計画規模は最大64億2000万ドルで、日本円換算で約1兆172億円にのぼり、暗号資産(仮想通貨)トレジャリー拡大の流れに見直しが入り始めたことを示したとみられます。

終了したのは、3社が進めていた事業統合契約です。SEC提出資料と共同発表では、中止の理由として市場環境に加え、事業やステークホルダーをめぐる優先順位の変化を挙げました。

この構想は2025年8月に打ち出され、約63億1300万CROを組み入れることが中核に据えられていました。評価額は約10億ドルで、ここに現金や株式購入枠を加え、上場企業として大規模なCRO保有・ステーキング企業をつくる内容でした。

計画が実現すれば、CROの追加取得とステーキングを進める受け皿になる想定でした。中止によって、この大型トレジャリー構想は白紙に戻り、CROを財務戦略の中心に据える新会社の立ち上げも見送られることになります。

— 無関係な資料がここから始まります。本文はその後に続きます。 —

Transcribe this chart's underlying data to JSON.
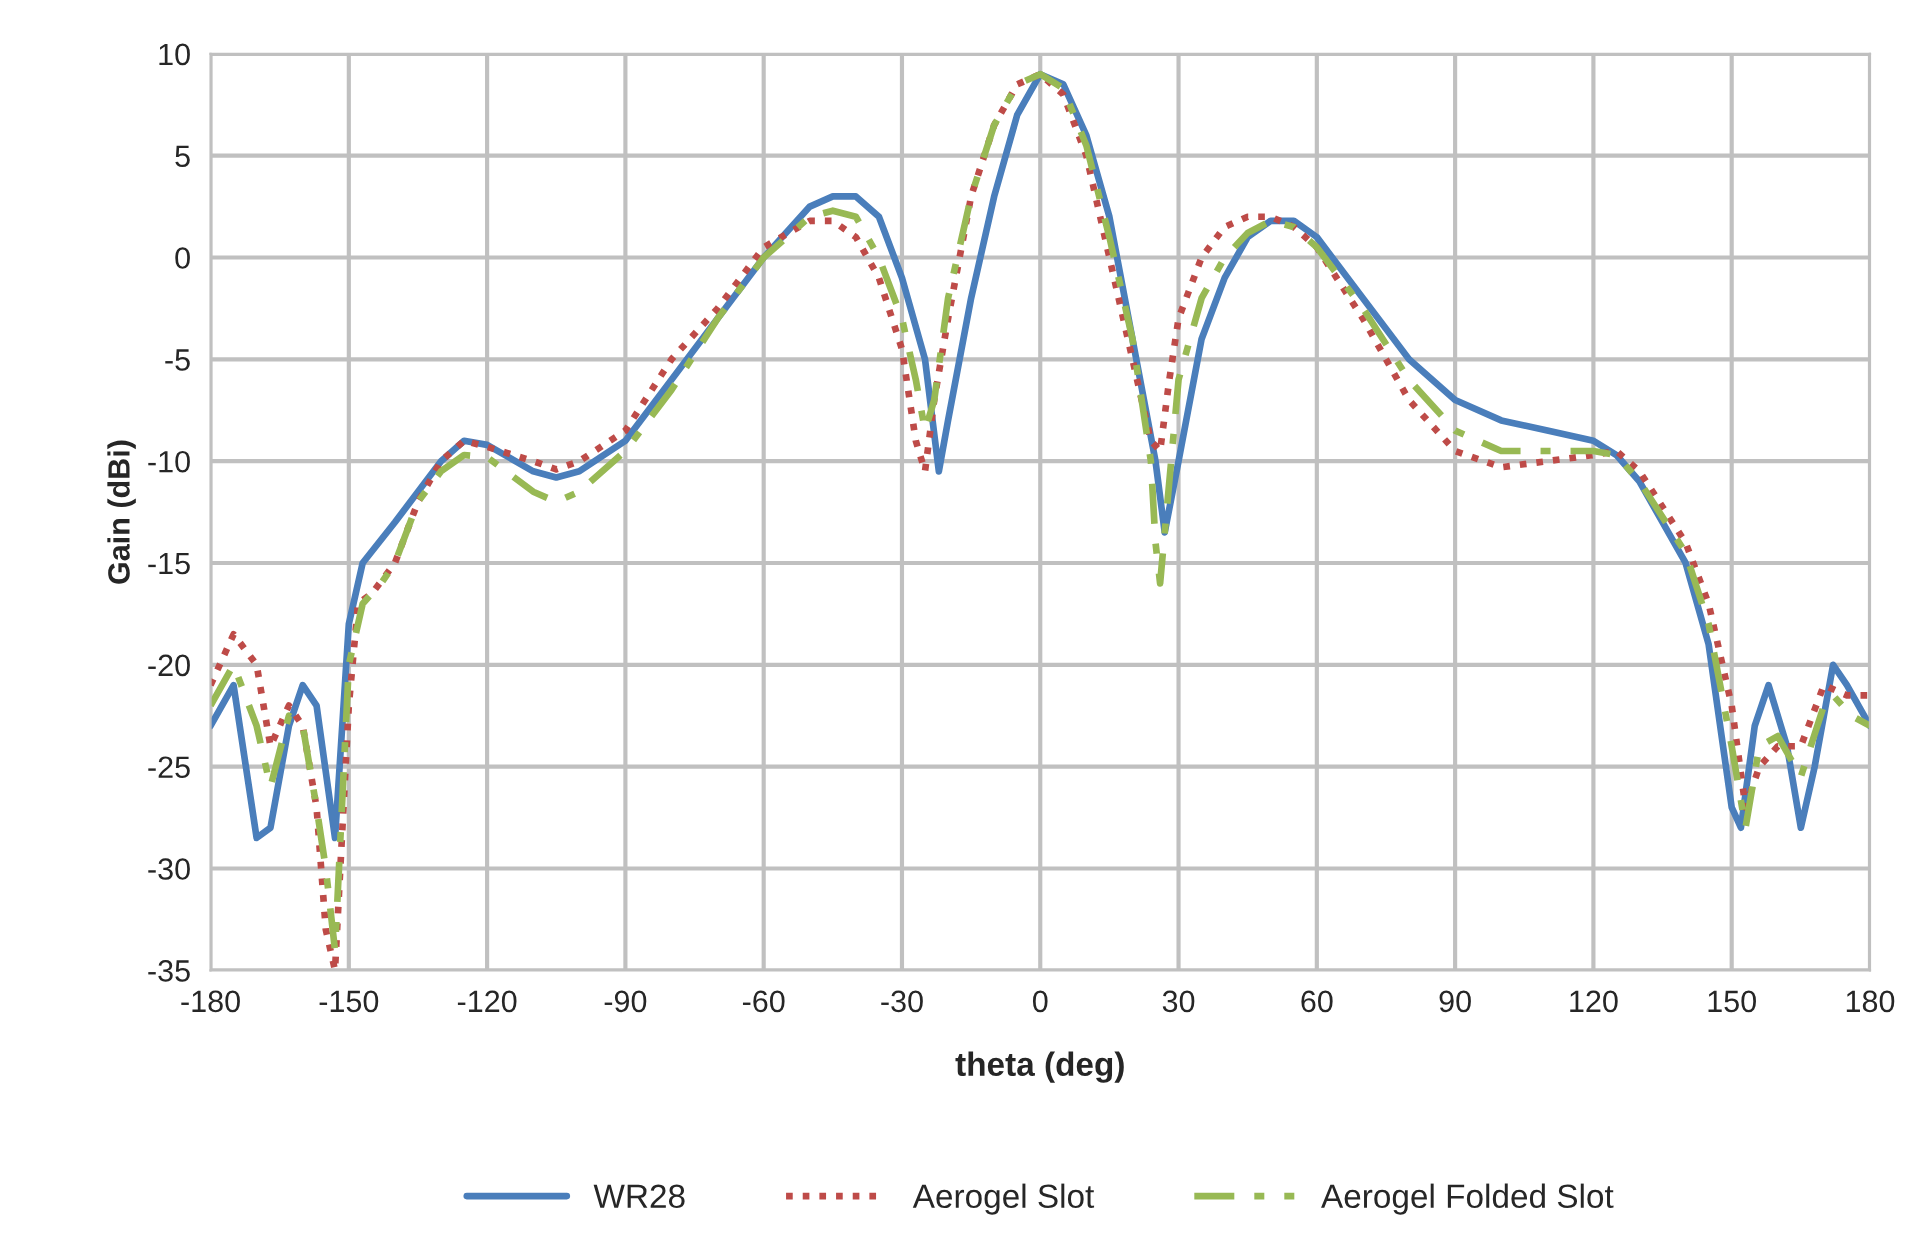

トランプ・メディアの暫定CEO、ケビン・マクガーン氏は、競争環境の変化が主因との見方を示しました。デジタル資産トレジャリー企業の市場は過去1年で飽和したとし、規制面への懸念よりも市場要因の影響が大きかったと説明しています。

暗号資産を企業財務に組み込む動きは、ビットコインを中心に上場企業の間で広がってきました。一方で、特定トークンを大量保有する専業型の構想は、資金調達環境や投資家需要、類似案件との競争に左右されやすく、今回の中止はその難しさを映す事例となりました。